The World Food Congress will feature addresses at full membership sessions each morning. Speakers will include such world-renowned figures as Dr. Arnold Toynbee, British historian; Dr. Gunnar Myrdal, Professor at Stockholm University; Juscelino Kubitschek de Oliveria, former President of Brazil; and Paul Hoffman, Managing Director of the United National Special Fund.
Also speaking will be Dr. C. Glen King, chairman of the Nutrition Foundation; Gaston Palewski, French Minister of the State of Scientific Research and L.S. Senghor, President of Senegal. In the afternoon of each day, four Commissions will meet to deal with specific items on the agenda.

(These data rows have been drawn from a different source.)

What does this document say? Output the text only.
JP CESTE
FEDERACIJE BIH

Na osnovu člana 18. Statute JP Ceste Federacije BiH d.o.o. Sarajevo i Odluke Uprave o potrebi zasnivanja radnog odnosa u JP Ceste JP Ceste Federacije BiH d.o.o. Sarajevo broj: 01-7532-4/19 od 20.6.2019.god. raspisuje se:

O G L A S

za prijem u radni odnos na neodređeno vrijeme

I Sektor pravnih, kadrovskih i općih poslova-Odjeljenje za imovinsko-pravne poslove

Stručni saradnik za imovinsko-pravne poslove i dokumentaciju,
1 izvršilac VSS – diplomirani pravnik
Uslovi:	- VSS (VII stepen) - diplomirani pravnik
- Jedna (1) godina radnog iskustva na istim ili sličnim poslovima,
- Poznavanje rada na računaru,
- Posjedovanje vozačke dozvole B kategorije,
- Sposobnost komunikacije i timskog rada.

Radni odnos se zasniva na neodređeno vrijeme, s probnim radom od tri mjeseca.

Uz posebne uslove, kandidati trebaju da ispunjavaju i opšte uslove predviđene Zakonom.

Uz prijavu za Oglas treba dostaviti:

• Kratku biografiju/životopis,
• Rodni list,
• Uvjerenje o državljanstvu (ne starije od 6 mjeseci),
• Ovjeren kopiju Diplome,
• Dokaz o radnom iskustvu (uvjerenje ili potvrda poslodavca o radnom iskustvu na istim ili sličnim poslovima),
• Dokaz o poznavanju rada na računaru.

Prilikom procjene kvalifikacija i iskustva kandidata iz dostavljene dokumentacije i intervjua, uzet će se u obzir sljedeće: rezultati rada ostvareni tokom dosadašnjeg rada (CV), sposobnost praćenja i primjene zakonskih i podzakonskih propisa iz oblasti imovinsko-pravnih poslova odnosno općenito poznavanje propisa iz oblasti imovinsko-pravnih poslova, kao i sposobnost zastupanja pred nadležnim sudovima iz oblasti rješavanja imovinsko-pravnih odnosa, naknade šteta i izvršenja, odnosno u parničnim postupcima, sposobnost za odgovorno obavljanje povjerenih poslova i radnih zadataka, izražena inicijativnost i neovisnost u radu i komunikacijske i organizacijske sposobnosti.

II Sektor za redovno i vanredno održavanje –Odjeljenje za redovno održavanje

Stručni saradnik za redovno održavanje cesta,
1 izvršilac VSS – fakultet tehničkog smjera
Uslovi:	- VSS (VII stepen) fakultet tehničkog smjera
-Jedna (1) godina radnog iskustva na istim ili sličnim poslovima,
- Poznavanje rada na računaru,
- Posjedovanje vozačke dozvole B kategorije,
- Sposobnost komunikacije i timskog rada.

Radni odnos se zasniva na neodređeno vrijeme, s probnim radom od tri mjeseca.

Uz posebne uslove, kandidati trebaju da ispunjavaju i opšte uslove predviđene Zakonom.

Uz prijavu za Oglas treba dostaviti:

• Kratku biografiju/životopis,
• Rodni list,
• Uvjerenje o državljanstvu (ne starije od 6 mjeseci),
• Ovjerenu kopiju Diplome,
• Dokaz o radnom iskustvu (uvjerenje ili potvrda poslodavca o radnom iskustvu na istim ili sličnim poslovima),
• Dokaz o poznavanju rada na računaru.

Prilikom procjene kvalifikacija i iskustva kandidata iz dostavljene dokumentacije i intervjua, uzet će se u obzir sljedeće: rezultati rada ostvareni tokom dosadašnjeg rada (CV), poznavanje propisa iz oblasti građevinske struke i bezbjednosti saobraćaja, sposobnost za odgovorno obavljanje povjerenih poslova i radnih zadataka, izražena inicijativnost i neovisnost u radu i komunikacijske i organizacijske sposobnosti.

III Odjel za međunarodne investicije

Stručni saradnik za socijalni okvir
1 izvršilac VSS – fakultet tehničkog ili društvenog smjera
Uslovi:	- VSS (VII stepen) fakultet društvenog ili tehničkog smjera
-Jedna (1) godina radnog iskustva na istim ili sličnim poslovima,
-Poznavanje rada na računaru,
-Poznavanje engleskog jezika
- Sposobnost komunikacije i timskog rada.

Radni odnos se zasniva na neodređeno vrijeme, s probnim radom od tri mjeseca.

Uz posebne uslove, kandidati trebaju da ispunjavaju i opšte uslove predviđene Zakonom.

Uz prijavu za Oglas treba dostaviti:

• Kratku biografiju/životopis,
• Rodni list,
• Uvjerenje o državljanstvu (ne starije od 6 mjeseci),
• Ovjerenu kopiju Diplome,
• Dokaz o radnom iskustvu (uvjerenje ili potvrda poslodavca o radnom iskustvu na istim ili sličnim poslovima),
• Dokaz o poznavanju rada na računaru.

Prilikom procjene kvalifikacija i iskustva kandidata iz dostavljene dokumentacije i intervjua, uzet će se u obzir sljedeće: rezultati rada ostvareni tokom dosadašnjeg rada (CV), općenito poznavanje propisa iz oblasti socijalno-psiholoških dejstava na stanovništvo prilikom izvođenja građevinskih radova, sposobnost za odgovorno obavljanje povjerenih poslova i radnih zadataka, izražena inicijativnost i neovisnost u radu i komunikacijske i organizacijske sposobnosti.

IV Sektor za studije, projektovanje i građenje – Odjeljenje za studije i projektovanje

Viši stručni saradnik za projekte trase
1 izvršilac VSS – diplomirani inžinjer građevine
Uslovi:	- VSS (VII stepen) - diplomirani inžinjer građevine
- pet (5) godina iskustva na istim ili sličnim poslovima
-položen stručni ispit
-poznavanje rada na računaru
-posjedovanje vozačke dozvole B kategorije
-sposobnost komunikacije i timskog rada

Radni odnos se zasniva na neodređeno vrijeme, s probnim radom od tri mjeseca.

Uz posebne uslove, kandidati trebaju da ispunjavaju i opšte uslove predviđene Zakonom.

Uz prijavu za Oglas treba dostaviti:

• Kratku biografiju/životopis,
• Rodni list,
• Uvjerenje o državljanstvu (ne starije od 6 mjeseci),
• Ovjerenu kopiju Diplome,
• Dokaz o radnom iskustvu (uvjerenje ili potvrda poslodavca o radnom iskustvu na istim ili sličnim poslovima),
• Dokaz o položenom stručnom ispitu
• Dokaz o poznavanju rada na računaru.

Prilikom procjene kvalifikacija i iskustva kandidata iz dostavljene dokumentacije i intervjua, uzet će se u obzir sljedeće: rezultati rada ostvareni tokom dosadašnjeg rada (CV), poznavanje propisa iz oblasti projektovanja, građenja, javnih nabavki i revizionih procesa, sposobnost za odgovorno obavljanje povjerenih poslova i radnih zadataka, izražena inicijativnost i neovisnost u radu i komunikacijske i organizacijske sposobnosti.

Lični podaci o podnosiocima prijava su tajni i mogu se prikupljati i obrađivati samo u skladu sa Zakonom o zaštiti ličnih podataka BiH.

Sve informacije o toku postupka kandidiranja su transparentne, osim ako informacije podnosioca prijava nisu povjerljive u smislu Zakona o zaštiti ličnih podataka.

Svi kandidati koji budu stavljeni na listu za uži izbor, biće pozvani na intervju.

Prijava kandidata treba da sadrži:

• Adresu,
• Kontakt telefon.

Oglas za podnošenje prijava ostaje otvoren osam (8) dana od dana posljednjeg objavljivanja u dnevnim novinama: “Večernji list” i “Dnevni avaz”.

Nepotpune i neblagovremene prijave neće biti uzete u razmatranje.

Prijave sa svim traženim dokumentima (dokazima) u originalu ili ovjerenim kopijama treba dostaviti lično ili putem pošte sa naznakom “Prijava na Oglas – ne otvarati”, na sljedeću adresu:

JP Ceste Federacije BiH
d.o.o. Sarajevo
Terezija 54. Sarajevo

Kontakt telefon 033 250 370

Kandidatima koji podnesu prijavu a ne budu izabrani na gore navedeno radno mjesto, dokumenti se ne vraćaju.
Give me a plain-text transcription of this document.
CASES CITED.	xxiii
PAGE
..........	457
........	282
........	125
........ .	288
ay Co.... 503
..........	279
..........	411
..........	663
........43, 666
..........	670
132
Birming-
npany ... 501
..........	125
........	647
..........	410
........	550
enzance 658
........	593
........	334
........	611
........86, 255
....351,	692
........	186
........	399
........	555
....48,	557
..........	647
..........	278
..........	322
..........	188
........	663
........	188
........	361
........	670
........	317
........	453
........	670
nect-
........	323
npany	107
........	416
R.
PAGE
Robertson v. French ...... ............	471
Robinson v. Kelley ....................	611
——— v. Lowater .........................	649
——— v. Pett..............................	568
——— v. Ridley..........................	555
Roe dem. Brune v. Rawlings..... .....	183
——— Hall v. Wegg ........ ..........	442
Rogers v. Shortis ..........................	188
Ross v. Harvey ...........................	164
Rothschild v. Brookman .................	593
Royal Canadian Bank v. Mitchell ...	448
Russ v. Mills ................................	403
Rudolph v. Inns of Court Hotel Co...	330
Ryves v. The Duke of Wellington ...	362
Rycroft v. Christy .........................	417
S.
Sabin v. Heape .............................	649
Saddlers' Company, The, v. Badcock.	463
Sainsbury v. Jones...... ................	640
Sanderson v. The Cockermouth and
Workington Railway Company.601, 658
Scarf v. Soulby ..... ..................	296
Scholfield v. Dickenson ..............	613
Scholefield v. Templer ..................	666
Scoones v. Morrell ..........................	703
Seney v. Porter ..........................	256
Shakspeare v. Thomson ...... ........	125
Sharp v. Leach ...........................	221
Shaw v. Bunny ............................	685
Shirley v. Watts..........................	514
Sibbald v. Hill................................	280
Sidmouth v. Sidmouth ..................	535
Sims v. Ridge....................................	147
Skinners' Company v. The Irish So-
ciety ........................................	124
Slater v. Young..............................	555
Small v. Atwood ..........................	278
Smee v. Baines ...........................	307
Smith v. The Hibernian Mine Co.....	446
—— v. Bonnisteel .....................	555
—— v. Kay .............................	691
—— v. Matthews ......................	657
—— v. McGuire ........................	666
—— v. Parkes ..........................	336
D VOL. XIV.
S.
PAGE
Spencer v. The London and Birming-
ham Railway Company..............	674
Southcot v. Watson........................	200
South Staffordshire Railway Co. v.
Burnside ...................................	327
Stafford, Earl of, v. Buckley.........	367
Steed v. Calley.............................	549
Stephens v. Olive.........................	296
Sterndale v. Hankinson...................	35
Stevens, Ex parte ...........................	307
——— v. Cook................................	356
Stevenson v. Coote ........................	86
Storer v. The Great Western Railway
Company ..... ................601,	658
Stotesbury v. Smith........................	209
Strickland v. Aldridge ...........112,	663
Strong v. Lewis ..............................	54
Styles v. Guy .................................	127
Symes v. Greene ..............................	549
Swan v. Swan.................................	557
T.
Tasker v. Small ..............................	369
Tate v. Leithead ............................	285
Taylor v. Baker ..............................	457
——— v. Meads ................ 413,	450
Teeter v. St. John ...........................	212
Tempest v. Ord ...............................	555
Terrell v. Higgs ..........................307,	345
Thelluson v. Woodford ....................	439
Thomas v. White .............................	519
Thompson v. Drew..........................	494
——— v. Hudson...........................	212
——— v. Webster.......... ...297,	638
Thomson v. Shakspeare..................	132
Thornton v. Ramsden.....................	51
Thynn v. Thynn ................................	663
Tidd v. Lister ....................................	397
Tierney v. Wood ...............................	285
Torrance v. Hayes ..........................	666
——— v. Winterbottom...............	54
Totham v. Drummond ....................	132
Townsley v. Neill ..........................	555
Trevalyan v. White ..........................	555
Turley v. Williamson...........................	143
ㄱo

Fisheries is a key item on the program in the World Food Congress. Besides being considered as a separate subject in the Technical Commission I the afternoon of June 13, fisheries will be discussed at other sessions. For example, other agenda items deal with such subjects as the development of water resources; relation of nutrition to human health; the importance of food preservation and processing; the role of applied research; the role of long-range research and the role of cooperatives.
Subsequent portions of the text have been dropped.